Sure, builds are running

Do you think it makes sense to override sonar.scm.revision?
Documentation says:

By default value is provided by the CI environment or guessed by the checked-out sources.

If there is a problem with guessing we could override it with the commit SHA.

Cheers,

Christopher

Marcin_Majewski · October 15, 2021, 9:03am

Yes, overriding the sonar.scm.revision should fix the problem, as this value will be taken into consideration when creating a GitHub check.
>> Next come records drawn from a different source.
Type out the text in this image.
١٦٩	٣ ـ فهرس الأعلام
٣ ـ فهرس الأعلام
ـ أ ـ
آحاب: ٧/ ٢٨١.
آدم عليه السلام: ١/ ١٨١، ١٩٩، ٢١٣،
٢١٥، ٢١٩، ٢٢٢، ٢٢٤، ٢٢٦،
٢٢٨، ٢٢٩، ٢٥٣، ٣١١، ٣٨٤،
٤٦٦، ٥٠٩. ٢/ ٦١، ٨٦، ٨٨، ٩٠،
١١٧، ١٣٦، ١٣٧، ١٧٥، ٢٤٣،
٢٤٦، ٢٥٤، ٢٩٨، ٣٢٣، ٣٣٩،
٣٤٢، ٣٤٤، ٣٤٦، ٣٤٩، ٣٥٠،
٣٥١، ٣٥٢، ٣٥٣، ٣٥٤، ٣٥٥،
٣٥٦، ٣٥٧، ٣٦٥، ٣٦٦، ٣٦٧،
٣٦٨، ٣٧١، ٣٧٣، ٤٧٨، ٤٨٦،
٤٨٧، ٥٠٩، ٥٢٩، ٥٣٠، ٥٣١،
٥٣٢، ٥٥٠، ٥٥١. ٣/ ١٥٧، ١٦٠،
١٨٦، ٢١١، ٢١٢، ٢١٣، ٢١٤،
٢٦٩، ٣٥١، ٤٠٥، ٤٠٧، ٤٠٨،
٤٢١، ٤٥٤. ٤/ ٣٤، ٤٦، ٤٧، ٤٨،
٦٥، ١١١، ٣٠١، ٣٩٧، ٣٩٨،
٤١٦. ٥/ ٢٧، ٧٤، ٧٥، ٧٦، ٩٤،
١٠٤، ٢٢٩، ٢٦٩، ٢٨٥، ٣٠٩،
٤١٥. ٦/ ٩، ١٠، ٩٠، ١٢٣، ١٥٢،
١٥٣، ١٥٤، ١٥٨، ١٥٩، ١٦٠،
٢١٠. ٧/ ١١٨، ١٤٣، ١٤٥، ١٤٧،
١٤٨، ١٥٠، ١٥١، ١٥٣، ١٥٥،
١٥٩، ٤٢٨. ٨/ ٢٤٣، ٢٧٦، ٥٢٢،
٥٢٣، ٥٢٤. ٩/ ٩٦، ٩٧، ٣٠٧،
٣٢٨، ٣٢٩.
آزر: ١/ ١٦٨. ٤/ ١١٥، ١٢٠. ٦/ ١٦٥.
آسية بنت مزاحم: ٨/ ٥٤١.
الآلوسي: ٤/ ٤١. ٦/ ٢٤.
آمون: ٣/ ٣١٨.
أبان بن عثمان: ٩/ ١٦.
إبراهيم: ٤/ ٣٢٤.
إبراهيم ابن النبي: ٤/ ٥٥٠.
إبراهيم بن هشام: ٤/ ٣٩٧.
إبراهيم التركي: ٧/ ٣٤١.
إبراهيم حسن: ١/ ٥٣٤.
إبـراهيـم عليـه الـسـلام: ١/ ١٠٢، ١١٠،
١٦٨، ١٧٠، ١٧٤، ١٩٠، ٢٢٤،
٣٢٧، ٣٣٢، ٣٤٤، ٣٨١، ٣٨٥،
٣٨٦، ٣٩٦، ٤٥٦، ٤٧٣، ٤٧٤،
Let me know if this fixes problem for you!

You can also check out this thread: SonarCloud Code Analysis Expected- onoging issues - #57 by HofmeisterAn where there is a user with a similar problem (I think) as you.

Best,
Marcin

christopher-cudennec · October 15, 2021, 10:01am

Overriding sonar.scm.revision fixed it. Although I’d say it’s really strange (even a bug?) that the plugin could not guess the right revision.

@Marcin_Majewski : Thanks a lot for your support!

Marcin_Majewski · October 15, 2021, 3:23pm

Indeed, there has to be specific configuration here, that does not allow scanner to figure out the correct revision. I will look into the logs and see what I can find

system · October 22, 2021, 3:24pm

This topic was automatically closed 7 days after the last reply. New replies are no longer allowed.